Many of today’s standard CoroMill cutters – such as the CoroMill 345 – are ideal for turn milling and can be equipped with dedicated wiper inserts. There are tools suitable for optimizing the different configurations that keep arising as suitable for turn milling.
Sandvik Coromant has developed tools and methods to take proper control of the process parameters and thereby lift turn milling to broader use, to new levels of efficiency and to achieve better quality results. Process development and application have provided a full understanding of how the various parameters affect performance and results, providing a key to this interesting potential in manufacturing.

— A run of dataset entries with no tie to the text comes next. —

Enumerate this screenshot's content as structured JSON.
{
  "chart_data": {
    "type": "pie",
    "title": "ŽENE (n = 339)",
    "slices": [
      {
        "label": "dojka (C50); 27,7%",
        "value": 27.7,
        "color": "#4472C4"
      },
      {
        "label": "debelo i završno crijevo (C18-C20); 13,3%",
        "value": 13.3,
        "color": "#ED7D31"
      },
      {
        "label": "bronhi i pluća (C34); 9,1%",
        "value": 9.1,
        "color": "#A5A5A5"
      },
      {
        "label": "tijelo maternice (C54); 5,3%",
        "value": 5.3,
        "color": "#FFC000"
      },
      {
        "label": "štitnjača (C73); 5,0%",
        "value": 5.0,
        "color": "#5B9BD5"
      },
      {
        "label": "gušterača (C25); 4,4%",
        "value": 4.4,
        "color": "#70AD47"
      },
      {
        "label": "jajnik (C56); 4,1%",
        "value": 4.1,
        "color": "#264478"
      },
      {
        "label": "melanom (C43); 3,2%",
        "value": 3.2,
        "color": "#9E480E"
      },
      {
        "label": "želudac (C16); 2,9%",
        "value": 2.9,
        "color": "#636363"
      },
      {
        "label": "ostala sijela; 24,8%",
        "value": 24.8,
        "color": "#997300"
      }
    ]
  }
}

Turn milling rarely requires dedicated tools for roughing operations. But for optimizing finishing operations, dedicated, standard wiper indexable inserts for the CoroMill 345 should be used. A straight wiper cutting edge, as opposed to the conventional cambered one for general milling, is needed to smooth the slight surface form deviations. Round insert cutters like the CoroMill 200/300 offer the best productivity when surface flatness is not paramount, such as when roughing casings.
Application technology is needed because factors such as the positioning of the milling cutter in relation to the workpiece is critical as regards radial form accuracy, pressure on workpiece and security as well as productivity of the operation.
Optimized turn milling
The positive effects of optimized turn milling is illustrated by the method applied to machining the grooves for vane rings in turbine casing-halves at one of the world’s largest gas turbine makers. Questioning the conventional use of disc-type, side-and-face milling cutter, individual grooves were machined through face turn-milling instead. Each of the milling cutters used can be adjusted to suit each application and are simpler to use than the disc-type cutters as well as being more flexible in the machine. The method also produces grooves to better precision.
The application of turn milling was part of a productivity improvement programme with Sandvik Coromant as the process optimizer in the company’s rotor and housing machine shops. The alternative, fine-tuned process could be applied that improved productivity by 40%.